Bagaimanakah nasib Cecile di negeri para troll?
Lady Storytelling said:
Dari berbagai mahluk mitologi, boleh dibilang jarang sekali ada yang membahas mengenai troll. Troll tidak populer dibanding manusia serigala, vampire, hantu, zombie, peri, dan sejenisnya. Saya pun penasaran dengan unsur romance dalam buku ini, karena bayangan saya akan troll pada umumnya adalah buruk rupa, jadi sempat mikir mungkin buku ini akan menampilkan sosok karakter yang secara fisik tidaklah cakap. Sementara buku romance biasanya menampilkan sosok-sosok rupawan.

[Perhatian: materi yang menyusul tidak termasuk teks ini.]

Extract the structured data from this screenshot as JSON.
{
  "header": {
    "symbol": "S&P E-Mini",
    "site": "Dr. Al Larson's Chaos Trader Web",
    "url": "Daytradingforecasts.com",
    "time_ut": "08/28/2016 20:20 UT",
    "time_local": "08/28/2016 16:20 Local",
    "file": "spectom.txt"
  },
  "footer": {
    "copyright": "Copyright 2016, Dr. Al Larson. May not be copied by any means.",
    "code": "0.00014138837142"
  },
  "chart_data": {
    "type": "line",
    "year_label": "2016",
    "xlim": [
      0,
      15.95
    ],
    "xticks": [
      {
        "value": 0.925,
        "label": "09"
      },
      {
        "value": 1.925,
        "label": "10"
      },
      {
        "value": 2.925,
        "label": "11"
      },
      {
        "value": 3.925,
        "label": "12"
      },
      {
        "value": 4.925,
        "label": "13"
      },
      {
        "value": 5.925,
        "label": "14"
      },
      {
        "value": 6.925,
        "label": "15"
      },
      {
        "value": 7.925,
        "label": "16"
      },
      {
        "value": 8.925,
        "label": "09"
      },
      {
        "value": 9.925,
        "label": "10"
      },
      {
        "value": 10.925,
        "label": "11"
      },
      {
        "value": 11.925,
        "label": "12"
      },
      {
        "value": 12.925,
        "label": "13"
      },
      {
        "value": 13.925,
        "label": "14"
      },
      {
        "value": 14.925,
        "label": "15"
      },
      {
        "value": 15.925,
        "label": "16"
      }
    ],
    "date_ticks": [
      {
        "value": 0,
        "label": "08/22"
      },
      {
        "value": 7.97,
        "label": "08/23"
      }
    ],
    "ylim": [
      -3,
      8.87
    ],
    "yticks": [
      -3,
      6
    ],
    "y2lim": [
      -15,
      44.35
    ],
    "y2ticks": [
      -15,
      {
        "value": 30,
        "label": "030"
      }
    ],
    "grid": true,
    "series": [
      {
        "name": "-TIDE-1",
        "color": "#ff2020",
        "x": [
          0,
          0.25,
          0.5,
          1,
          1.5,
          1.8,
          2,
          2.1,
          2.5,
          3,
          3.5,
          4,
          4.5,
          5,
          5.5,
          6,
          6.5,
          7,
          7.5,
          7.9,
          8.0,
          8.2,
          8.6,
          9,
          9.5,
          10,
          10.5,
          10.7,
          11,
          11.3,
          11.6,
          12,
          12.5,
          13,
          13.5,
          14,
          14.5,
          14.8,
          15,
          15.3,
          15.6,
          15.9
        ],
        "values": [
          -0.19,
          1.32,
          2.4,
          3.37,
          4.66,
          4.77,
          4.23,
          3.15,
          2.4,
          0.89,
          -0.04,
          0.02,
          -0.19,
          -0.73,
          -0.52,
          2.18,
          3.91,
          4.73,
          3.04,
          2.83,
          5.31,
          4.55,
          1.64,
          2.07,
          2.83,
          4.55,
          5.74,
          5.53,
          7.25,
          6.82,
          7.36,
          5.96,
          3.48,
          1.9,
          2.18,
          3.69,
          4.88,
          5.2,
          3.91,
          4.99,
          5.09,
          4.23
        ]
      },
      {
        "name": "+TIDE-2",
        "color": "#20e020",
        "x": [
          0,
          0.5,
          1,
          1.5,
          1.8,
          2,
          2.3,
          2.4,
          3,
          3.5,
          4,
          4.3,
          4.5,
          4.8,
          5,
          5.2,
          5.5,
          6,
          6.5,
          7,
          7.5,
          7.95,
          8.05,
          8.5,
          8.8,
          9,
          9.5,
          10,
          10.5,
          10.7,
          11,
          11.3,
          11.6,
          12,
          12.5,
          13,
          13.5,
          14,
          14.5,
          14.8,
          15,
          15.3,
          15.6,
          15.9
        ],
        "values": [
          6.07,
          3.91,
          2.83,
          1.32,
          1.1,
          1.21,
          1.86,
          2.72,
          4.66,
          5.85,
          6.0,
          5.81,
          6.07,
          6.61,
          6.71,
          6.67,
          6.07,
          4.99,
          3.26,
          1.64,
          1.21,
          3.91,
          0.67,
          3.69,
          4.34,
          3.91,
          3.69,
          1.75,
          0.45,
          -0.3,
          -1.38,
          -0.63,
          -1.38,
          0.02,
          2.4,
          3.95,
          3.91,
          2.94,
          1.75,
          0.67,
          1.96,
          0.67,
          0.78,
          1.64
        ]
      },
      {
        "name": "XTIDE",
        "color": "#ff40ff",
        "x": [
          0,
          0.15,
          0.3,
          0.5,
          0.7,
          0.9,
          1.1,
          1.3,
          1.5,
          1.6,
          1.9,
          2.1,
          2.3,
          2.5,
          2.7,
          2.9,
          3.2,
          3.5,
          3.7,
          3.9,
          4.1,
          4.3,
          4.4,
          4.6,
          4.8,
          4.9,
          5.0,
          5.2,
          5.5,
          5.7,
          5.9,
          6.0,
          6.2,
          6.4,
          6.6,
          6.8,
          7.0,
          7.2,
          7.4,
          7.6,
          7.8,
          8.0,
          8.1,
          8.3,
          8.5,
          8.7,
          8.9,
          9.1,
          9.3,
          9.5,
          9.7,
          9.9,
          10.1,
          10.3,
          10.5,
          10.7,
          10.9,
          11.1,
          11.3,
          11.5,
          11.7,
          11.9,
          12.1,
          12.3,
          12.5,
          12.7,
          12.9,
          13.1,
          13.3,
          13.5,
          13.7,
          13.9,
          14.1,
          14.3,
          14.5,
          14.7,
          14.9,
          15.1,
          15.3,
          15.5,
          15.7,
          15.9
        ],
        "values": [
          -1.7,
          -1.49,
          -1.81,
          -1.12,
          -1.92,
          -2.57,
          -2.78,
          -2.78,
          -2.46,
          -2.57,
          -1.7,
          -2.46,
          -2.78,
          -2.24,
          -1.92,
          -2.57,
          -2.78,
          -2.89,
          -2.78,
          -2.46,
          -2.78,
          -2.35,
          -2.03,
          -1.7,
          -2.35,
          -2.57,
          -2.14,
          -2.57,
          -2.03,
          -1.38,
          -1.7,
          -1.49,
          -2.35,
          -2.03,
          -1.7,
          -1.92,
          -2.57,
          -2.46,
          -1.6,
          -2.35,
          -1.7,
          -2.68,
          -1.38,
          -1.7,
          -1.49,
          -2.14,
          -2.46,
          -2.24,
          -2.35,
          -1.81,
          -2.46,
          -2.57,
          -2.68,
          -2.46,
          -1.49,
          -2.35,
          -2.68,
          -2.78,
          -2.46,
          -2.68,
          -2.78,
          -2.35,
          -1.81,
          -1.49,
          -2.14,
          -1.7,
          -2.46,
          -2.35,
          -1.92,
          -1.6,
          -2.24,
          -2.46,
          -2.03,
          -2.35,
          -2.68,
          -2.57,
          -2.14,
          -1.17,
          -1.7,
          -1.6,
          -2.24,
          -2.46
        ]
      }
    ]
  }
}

Namun ternyata, bayangan saya akan troll berbeda 180 derajat dengan troll dalam buku ini. Sebab troll dalam buku jauh dari buruk rupa, rupa troll dalam buku justru sangat rupawan (meski beberapa memang ada yang buruk rupa, tapi saya lihat secara keseluruhan, mereka rupawan). Dan yang bikin agak kecewa, ternyata troll di sini tuh bukan beneran troll. Saya pun sempat ngetwit kalau cara-cara pemerintahan Trollus ini mengingatkan saya akan kaum peri/elf/fae. And I was right about it.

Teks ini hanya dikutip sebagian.